I have been involved in a needle exchange that gives out needles to some addicts, not all of them. It gave out 1.5 million needles last year to drug addicts in one facility. I have seen the needle exchange in Sydney, Nova Scotia. Who would have ever thought this could happen in a small place such as Sydney?
Right now my community of Abbotsford is debating the issue of whether there should be a needle exchange. We can reserve opinion on the effectiveness of a needle exchange and safe shoot up sites. They were talking about that in Vancouver yesterday. We do not have to get into whether it is right or wrong right now, but we have to get into how Sydney, Nova Scotia, and small towns in the country are into these exchanges. Why is it? How big will it get?
My colleague tells me there are about 4,000 to 5,000 people in Stellarton, Nova Scotia. Recent information highlighting a growing drug problem among Stellarton's youth is prompting the town's police commission to seek government funding to help pay for a new drug enforcement officer. The town's drug problems came to the fore following a recent news report highlighting an incident involving an 11 year old Stellarton girl who was discovered by police to be carrying 140 tablets of a street drug.

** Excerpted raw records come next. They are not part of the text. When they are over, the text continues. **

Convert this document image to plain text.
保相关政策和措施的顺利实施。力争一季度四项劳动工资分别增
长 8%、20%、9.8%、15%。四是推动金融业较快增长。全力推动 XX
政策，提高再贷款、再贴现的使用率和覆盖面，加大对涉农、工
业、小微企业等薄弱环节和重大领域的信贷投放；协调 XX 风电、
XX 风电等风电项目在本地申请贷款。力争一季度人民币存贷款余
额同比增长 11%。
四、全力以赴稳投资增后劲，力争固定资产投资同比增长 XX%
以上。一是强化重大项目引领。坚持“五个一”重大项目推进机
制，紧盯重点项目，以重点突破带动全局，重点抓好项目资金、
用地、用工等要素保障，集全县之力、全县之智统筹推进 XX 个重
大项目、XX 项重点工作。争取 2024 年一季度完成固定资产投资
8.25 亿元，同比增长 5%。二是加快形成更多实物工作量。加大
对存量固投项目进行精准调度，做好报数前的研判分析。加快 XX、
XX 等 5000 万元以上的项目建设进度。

This is happening with an 11 year old kid, and we sit in the House debating some legislation that the average person on the street does not give two hoots about. It is not just Stellarton. It is all over the country and we are closing our eyes to it.
There are a lot of things this committee has to look at. I believe we will get, if not unanimous consent, majority consent to establish this committee. I am begging the House to have the committee, on a non-partisan basis, get down to looking at the issue on the streets. We should forget the bureaucrats who sit in high buildings. Let us get down on the streets and figure out how to fix this thing.

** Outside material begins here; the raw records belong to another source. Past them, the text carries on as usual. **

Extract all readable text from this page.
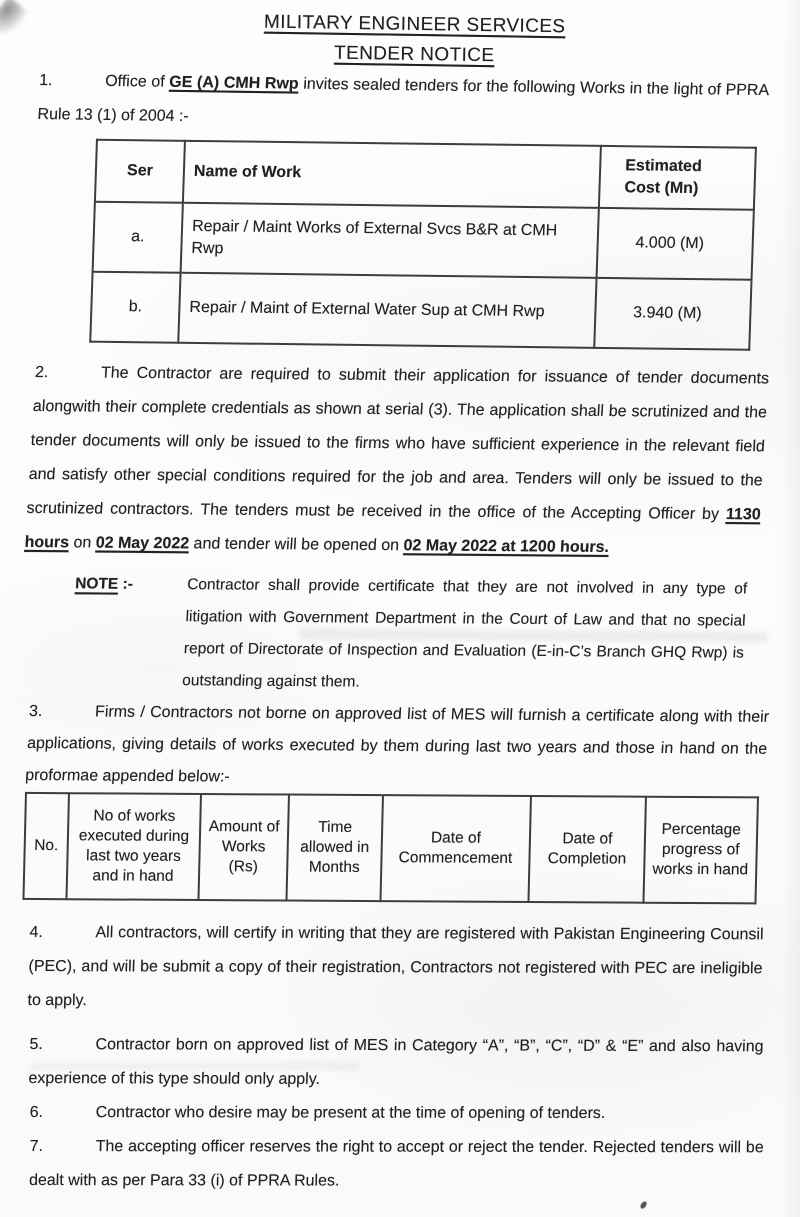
MILITARY ENGINEER SERVICES
TENDER NOTICE

1.	Office of GE (A) CMH Rwp invites sealed tenders for the following Works in the light of PPRA Rule 13 (1) of 2004 :-

Ser	Name of Work	Estimated Cost (Mn)
a.	Repair / Maint Works of External Svcs B&R at CMH Rwp	4.000 (M)
b.	Repair / Maint of External Water Sup at CMH Rwp	3.940 (M)

2.	The Contractor are required to submit their application for issuance of tender documents alongwith their complete credentials as shown at serial (3). The application shall be scrutinized and the tender documents will only be issued to the firms who have sufficient experience in the relevant field and satisfy other special conditions required for the job and area. Tenders will only be issued to the scrutinized contractors. The tenders must be received in the office of the Accepting Officer by 1130 hours on 02 May 2022 and tender will be opened on 02 May 2022 at 1200 hours.

NOTE :-	Contractor shall provide certificate that they are not involved in any type of litigation with Government Department in the Court of Law and that no special report of Directorate of Inspection and Evaluation (E-in-C’s Branch GHQ Rwp) is outstanding against them.

3.	Firms / Contractors not borne on approved list of MES will furnish a certificate along with their applications, giving details of works executed by them during last two years and those in hand on the proformae appended below:-

No.	No of works executed during last two years and in hand	Amount of Works (Rs)	Time allowed in Months	Date of Commencement	Date of Completion	Percentage progress of works in hand

4.	All contractors, will certify in writing that they are registered with Pakistan Engineering Counsil (PEC), and will be submit a copy of their registration, Contractors not registered with PEC are ineligible to apply.

5.	Contractor born on approved list of MES in Category “A”, “B”, “C”, “D” & “E” and also having experience of this type should only apply.

6.	Contractor who desire may be present at the time of opening of tenders.

7.	The accepting officer reserves the right to accept or reject the tender. Rejected tenders will be dealt with as per Para 33 (i) of PPRA Rules.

I have a litany of problems here with regard to the judicial system. I have here case upon case of individuals trafficking in $300,000 to $400,000 worth of drugs who get caught and get suspended sentences or conditional sentences. There are individuals with better than 60 convictions. They go into our courts and they come out of our courts. They sell drugs, they buy drugs, they trade drugs, they make money and they go into our courts and come out of our courts. Meanwhile our children become addicted and these individuals get rich. The justice system just drags along real slowly and the police say “What do you want us to do?”

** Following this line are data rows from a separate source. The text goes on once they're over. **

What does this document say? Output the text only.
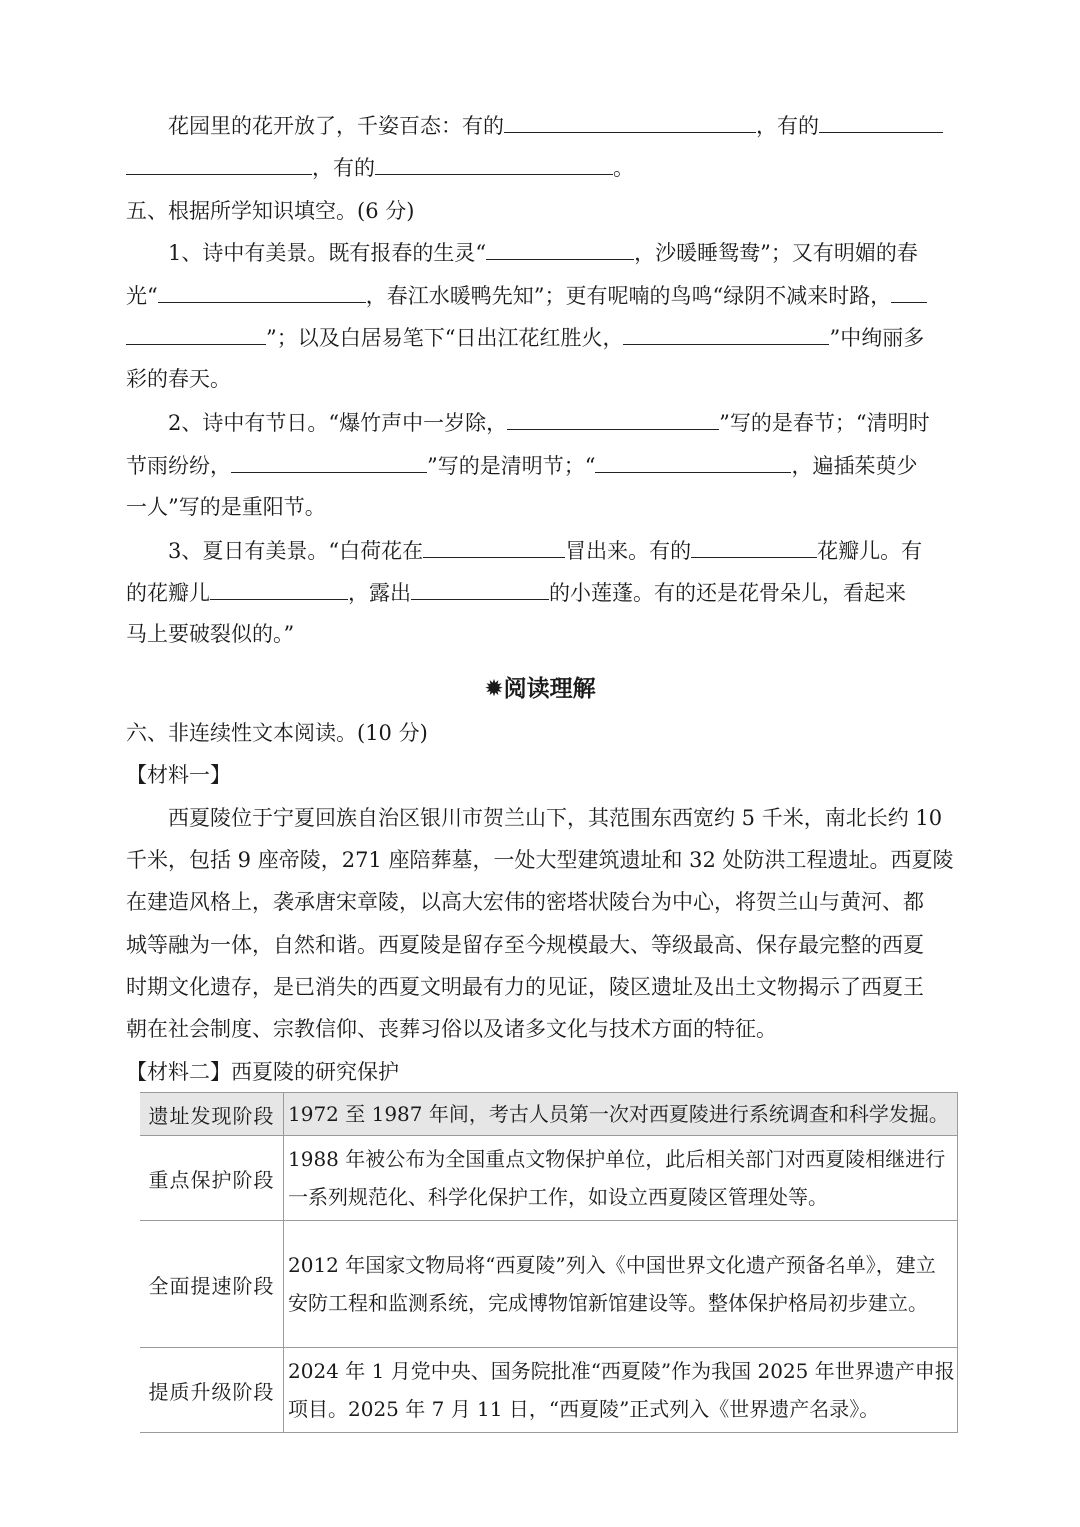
花园里的花开放了，千姿百态：有的	，有的
，有的	。
五、根据所学知识填空。(6 分)
1、诗中有美景。既有报春的生灵“	，沙暖睡鸳鸯”；又有明媚的春
光“	，春江水暖鸭先知”；更有呢喃的鸟鸣“绿阴不减来时路，
”；以及白居易笔下“日出江花红胜火，	”中绚丽多
彩的春天。
2、诗中有节日。“爆竹声中一岁除，	”写的是春节；“清明时
节雨纷纷，	”写的是清明节；“	，遍插茱萸少
一人”写的是重阳节。
3、夏日有美景。“白荷花在	冒出来。有的	花瓣儿。有
的花瓣儿	，露出	的小莲蓬。有的还是花骨朵儿，看起来
马上要破裂似的。”
✹阅读理解
六、非连续性文本阅读。(10 分)
【材料一】
西夏陵位于宁夏回族自治区银川市贺兰山下，其范围东西宽约 5 千米，南北长约 10
千米，包括 9 座帝陵，271 座陪葬墓，一处大型建筑遗址和 32 处防洪工程遗址。西夏陵
在建造风格上，袭承唐宋章陵，以高大宏伟的密塔状陵台为中心，将贺兰山与黄河、都
城等融为一体，自然和谐。西夏陵是留存至今规模最大、等级最高、保存最完整的西夏
时期文化遗存，是已消失的西夏文明最有力的见证，陵区遗址及出土文物揭示了西夏王
朝在社会制度、宗教信仰、丧葬习俗以及诸多文化与技术方面的特征。
【材料二】西夏陵的研究保护
遗址发现阶段	1972 至 1987 年间，考古人员第一次对西夏陵进行系统调查和科学发掘。
重点保护阶段	1988 年被公布为全国重点文物保护单位，此后相关部门对西夏陵相继进行一系列规范化、科学化保护工作，如设立西夏陵区管理处等。
全面提速阶段	2012 年国家文物局将“西夏陵”列入《中国世界文化遗产预备名单》，建立安防工程和监测系统，完成博物馆新馆建设等。整体保护格局初步建立。
提质升级阶段	2024 年 1 月党中央、国务院批准“西夏陵”作为我国 2025 年世界遗产申报项目。2025 年 7 月 11 日，“西夏陵”正式列入《世界遗产名录》。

I have stood by with police and talked to people who are in this country illegally. One was smoking a marijuana joint while he was talking to us because he knew nothing would happen to him. I am not here to debate whether marijuana is a good thing or a bad thing. I am here to try to establish some action. I sincerely hope that if we establish the committee we will have people on the committee who truly care about the issue and will truly do something.
Finally, I want to thank all of those people listening and watching who have some concern for this matter. I hope that they too will write to members of parliament in the House of Commons and say that we have to take some action in this country. I say please, on behalf of our children, on behalf of the tens of thousands who are addicted in this country, let us take some action and do something positive for a change.